The basic gist of RAG is to divide up the source text into a set of chunks that are then indexed using vector embeddings, creating a numeric vector for each textual chunk that represents (at some level) the semantics of the text. The chunks and associated This database can then be used to find a set of documents related to a query or conversation that can be passed as context to a Large Language Model (LLM) to synthesize an answer.
The advantage of using RAG compared to using an LLM like ChatGPT without RAG, is that it focuses the conversation directly on the text, minimizes bias and hallucinations, and also provides the ability to show direct references and links to the textual chunks used to create the LLM response. The current architecture of LLMs does not allow them to provide direct references to source materials.
Indexing the text of The Lord of the Rings
I used an ePub version of The Lord of the Rings that included all three volumes and 6 books along with appendices. The custom chunking cusprogram (see Appendix) produces a JSONL
file with each line containing a chunk of text and associated metadata like this:
{"class": "appendix",
"id": "appe-1",
"index": 991,
"label": "APPENDIX A: ANNALS OF THE KINGS AND RULERS",
"page": "page1071",
"playorder": "79",
"source": "LordoftheRings_appe-1.html",
"text": ".\n"
"After the fall of Sauron, Gimli brought south a part of the "

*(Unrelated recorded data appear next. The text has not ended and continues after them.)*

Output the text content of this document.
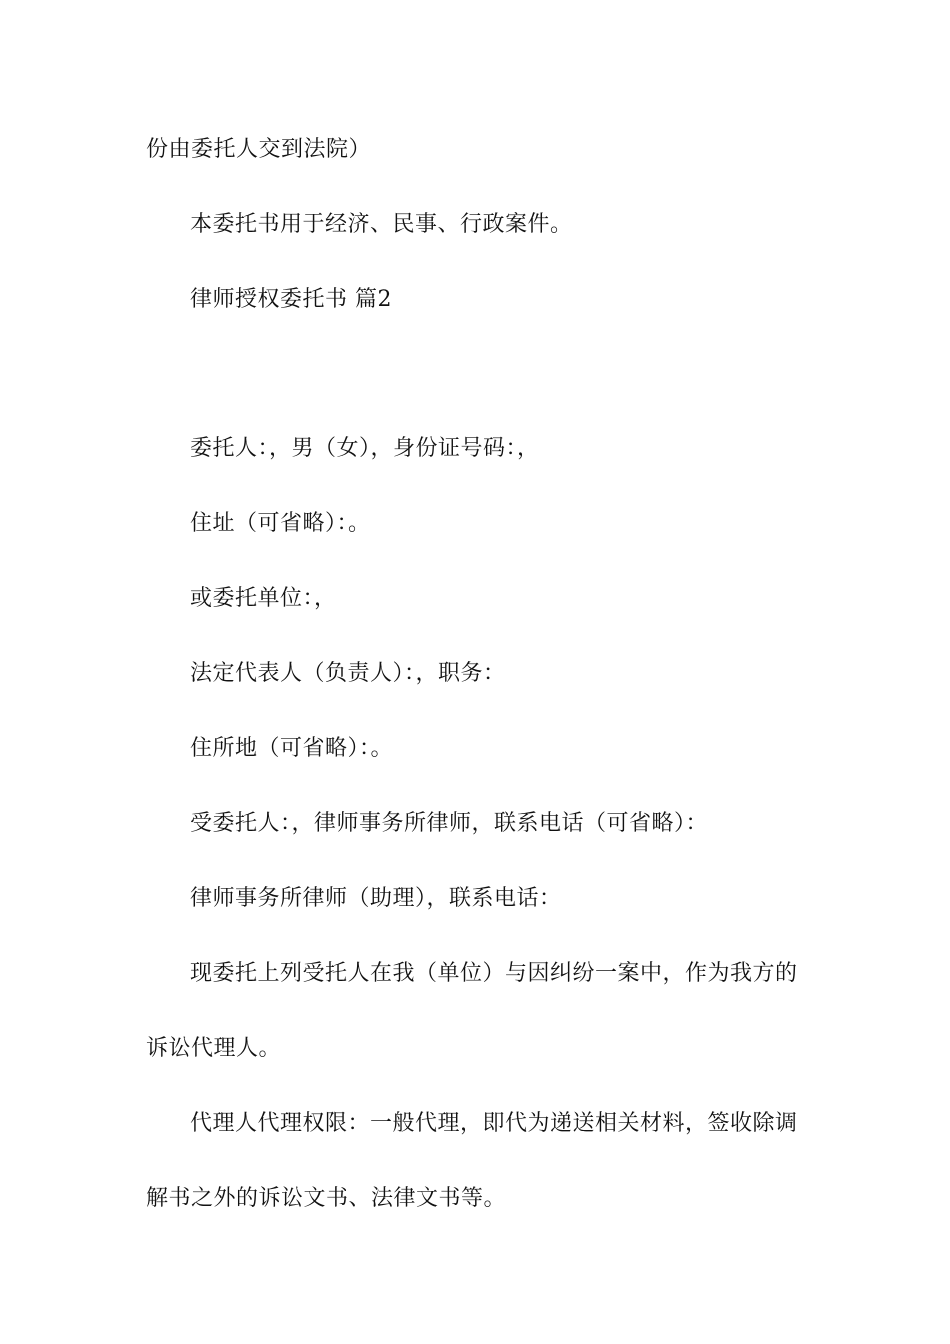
份由委托人交到法院）
本委托书用于经济、民事、行政案件。
律师授权委托书 篇2
委托人：，男（女），身份证号码：，
住址（可省略）：。
或委托单位：，
法定代表人（负责人）：，职务：
住所地（可省略）：。
受委托人：，律师事务所律师，联系电话（可省略）：
律师事务所律师（助理），联系电话：
现委托上列受托人在我（单位）与因纠纷一案中，作为我方的
诉讼代理人。
代理人代理权限：一般代理，即代为递送相关材料，签收除调
解书之外的诉讼文书、法律文书等。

"Dwarf-folk of Erebor, and he became Lord of the Glittering Caves.\r\n"
" He and his people did great works in Gondor and Rohan. For "
"Minas Tirith they forged gates of mithril and steel to replace those "
"broken by the Witch-king. Legolas his friend also brought south "
"Elves out of Greenwood, and they\r\n"
" dwelt in Ithilien, and it became once again the fairest "
"country in all the westlands.\n"
"But when King Elessar gave up his life Legolas followed at last the "
"desire of his heart and sailed over Sea.",
"title": "The Lord of the Rings"}
Other things to try
It would definitely make sense to add The Hobbit and The Silmarillion to the system to allow for a broader range of questions.
The use of a multi-modal embedding model would allow for indexing the maps of books as images, which might add interesting capabilities.
It would be useful to be able to do broader RAG searches to the end of creating different types of summarizations across topics, characters, or family lines.